Heteroschiza

Scientific classification
- Kingdom: Animalia
- Phylum: Arthropoda
- Clade: Pancrustacea
- Class: Insecta
- Order: Coleoptera
- Suborder: Polyphaga
- Infraorder: Scarabaeiformia
- Family: Scarabaeidae
- Subfamily: Melolonthinae
- Tribe: Schizonychini
- Genus: Heteroschiza Moser, 1917
- Species: H. plumata
- Binomial name: Heteroschiza plumata Moser, 1917

= Heteroschiza =

- Genus: Heteroschiza
- Species: plumata
- Authority: Moser, 1917
- Parent authority: Moser, 1917

Genus of beetles

Heteroschiza is a genus of beetle of the family Scarabaeidae. It is monotypic, being represented by the single species, Heteroschiza plumata, which is found in Cameroon.

== Description ==
Adults reach a length of about 13-14 mm. They are brown and glossy, with the head and pronotum red and the antennae brown. The pronotum is twice as wide as it is long, arched in the middle. The lateral margins are not notched, the anterior angles are almost right-angled, the posterior angles are obtuse.

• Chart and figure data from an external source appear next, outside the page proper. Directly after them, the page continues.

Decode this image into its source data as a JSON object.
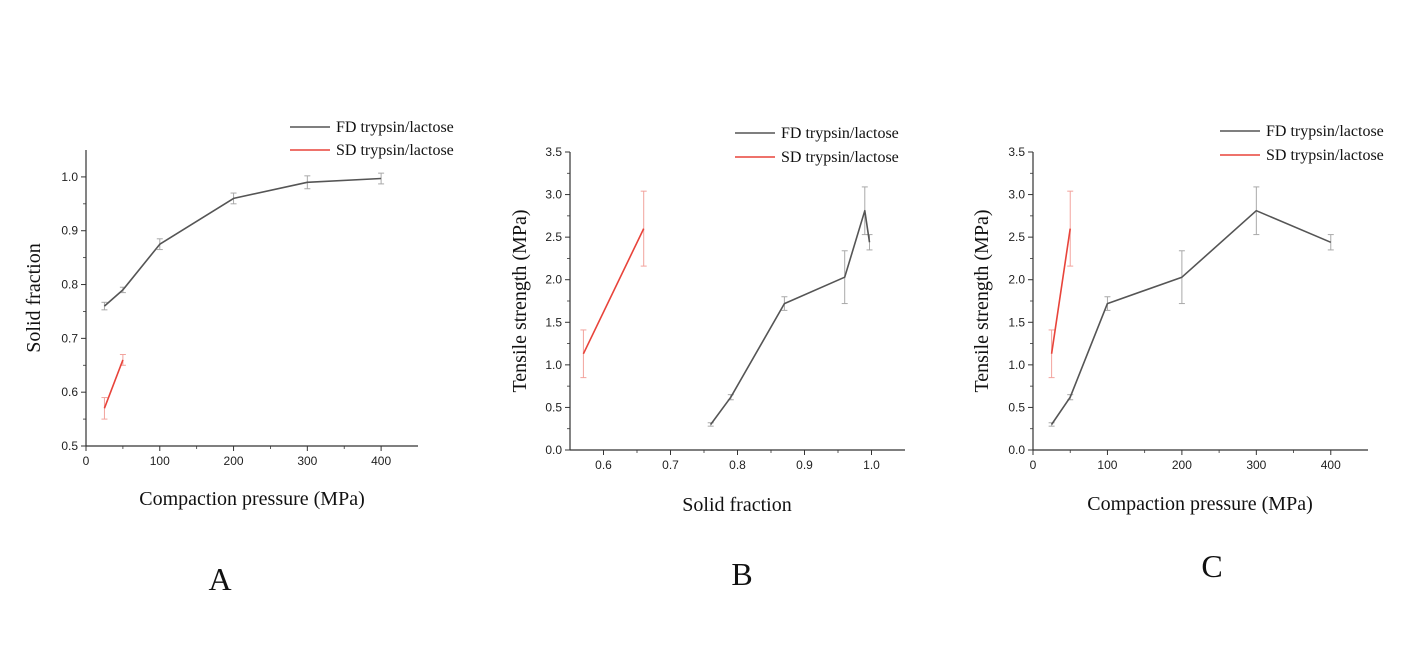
{
  "colors": {
    "fd": "#555555",
    "sd": "#e8433a",
    "fd_err": "#a9a9a9",
    "sd_err": "#f2a39d",
    "axis": "#333333"
  },
  "chart_data": [
    {
      "type": "line",
      "panel_label": "A",
      "xlabel": "Compaction pressure (MPa)",
      "ylabel": "Solid fraction",
      "xlim": [
        0,
        450
      ],
      "ylim": [
        0.5,
        1.05
      ],
      "xticks": [
        0,
        100,
        200,
        300,
        400
      ],
      "yticks": [
        0.5,
        0.6,
        0.7,
        0.8,
        0.9,
        1.0
      ],
      "xtick_labels": [
        "0",
        "100",
        "200",
        "300",
        "400"
      ],
      "ytick_labels": [
        "0.5",
        "0.6",
        "0.7",
        "0.8",
        "0.9",
        "1.0"
      ],
      "legend_position": "top-right",
      "series": [
        {
          "name": "FD trypsin/lactose",
          "key": "fd",
          "x": [
            25,
            50,
            100,
            200,
            300,
            400
          ],
          "y": [
            0.76,
            0.79,
            0.875,
            0.96,
            0.99,
            0.997
          ],
          "err": [
            0.007,
            0.005,
            0.01,
            0.01,
            0.012,
            0.01
          ]
        },
        {
          "name": "SD trypsin/lactose",
          "key": "sd",
          "x": [
            25,
            50
          ],
          "y": [
            0.57,
            0.66
          ],
          "err": [
            0.02,
            0.01
          ]
        }
      ]
    },
    {
      "type": "line",
      "panel_label": "B",
      "xlabel": "Solid fraction",
      "ylabel": "Tensile strength (MPa)",
      "xlim": [
        0.55,
        1.05
      ],
      "ylim": [
        0,
        3.5
      ],
      "xticks": [
        0.6,
        0.7,
        0.8,
        0.9,
        1.0
      ],
      "yticks": [
        0,
        0.5,
        1.0,
        1.5,
        2.0,
        2.5,
        3.0,
        3.5
      ],
      "xtick_labels": [
        "0.6",
        "0.7",
        "0.8",
        "0.9",
        "1.0"
      ],
      "ytick_labels": [
        "0.0",
        "0.5",
        "1.0",
        "1.5",
        "2.0",
        "2.5",
        "3.0",
        "3.5"
      ],
      "legend_position": "top-right",
      "series": [
        {
          "name": "FD trypsin/lactose",
          "key": "fd",
          "x": [
            0.76,
            0.79,
            0.87,
            0.96,
            0.99,
            0.997
          ],
          "y": [
            0.3,
            0.62,
            1.72,
            2.03,
            2.81,
            2.44
          ],
          "err": [
            0.02,
            0.03,
            0.08,
            0.31,
            0.28,
            0.09
          ]
        },
        {
          "name": "SD trypsin/lactose",
          "key": "sd",
          "x": [
            0.57,
            0.66
          ],
          "y": [
            1.13,
            2.6
          ],
          "err": [
            0.28,
            0.44
          ]
        }
      ]
    },
    {
      "type": "line",
      "panel_label": "C",
      "xlabel": "Compaction pressure (MPa)",
      "ylabel": "Tensile strength (MPa)",
      "xlim": [
        0,
        450
      ],
      "ylim": [
        0,
        3.5
      ],
      "xticks": [
        0,
        100,
        200,
        300,
        400
      ],
      "yticks": [
        0,
        0.5,
        1.0,
        1.5,
        2.0,
        2.5,
        3.0,
        3.5
      ],
      "xtick_labels": [
        "0",
        "100",
        "200",
        "300",
        "400"
      ],
      "ytick_labels": [
        "0.0",
        "0.5",
        "1.0",
        "1.5",
        "2.0",
        "2.5",
        "3.0",
        "3.5"
      ],
      "legend_position": "top-right",
      "series": [
        {
          "name": "FD trypsin/lactose",
          "key": "fd",
          "x": [
            25,
            50,
            100,
            200,
            300,
            400
          ],
          "y": [
            0.3,
            0.62,
            1.72,
            2.03,
            2.81,
            2.44
          ],
          "err": [
            0.02,
            0.03,
            0.08,
            0.31,
            0.28,
            0.09
          ]
        },
        {
          "name": "SD trypsin/lactose",
          "key": "sd",
          "x": [
            25,
            50
          ],
          "y": [
            1.13,
            2.6
          ],
          "err": [
            0.28,
            0.44
          ]
        }
      ]
    }
  ]
}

The surface is moderately densely punctate, the punctures bearing minute scales. The scutellum is punctate except in the middle. The elytra are somewhat transversely wrinkled, the moderately densely spaced punctures are covered with small lanceolate scales. On the pygidium, the scales of the punctures are oval. The thorax, episterna, and hind coxae are covered with whitish hairs, which arise in tufts from the individual punctures.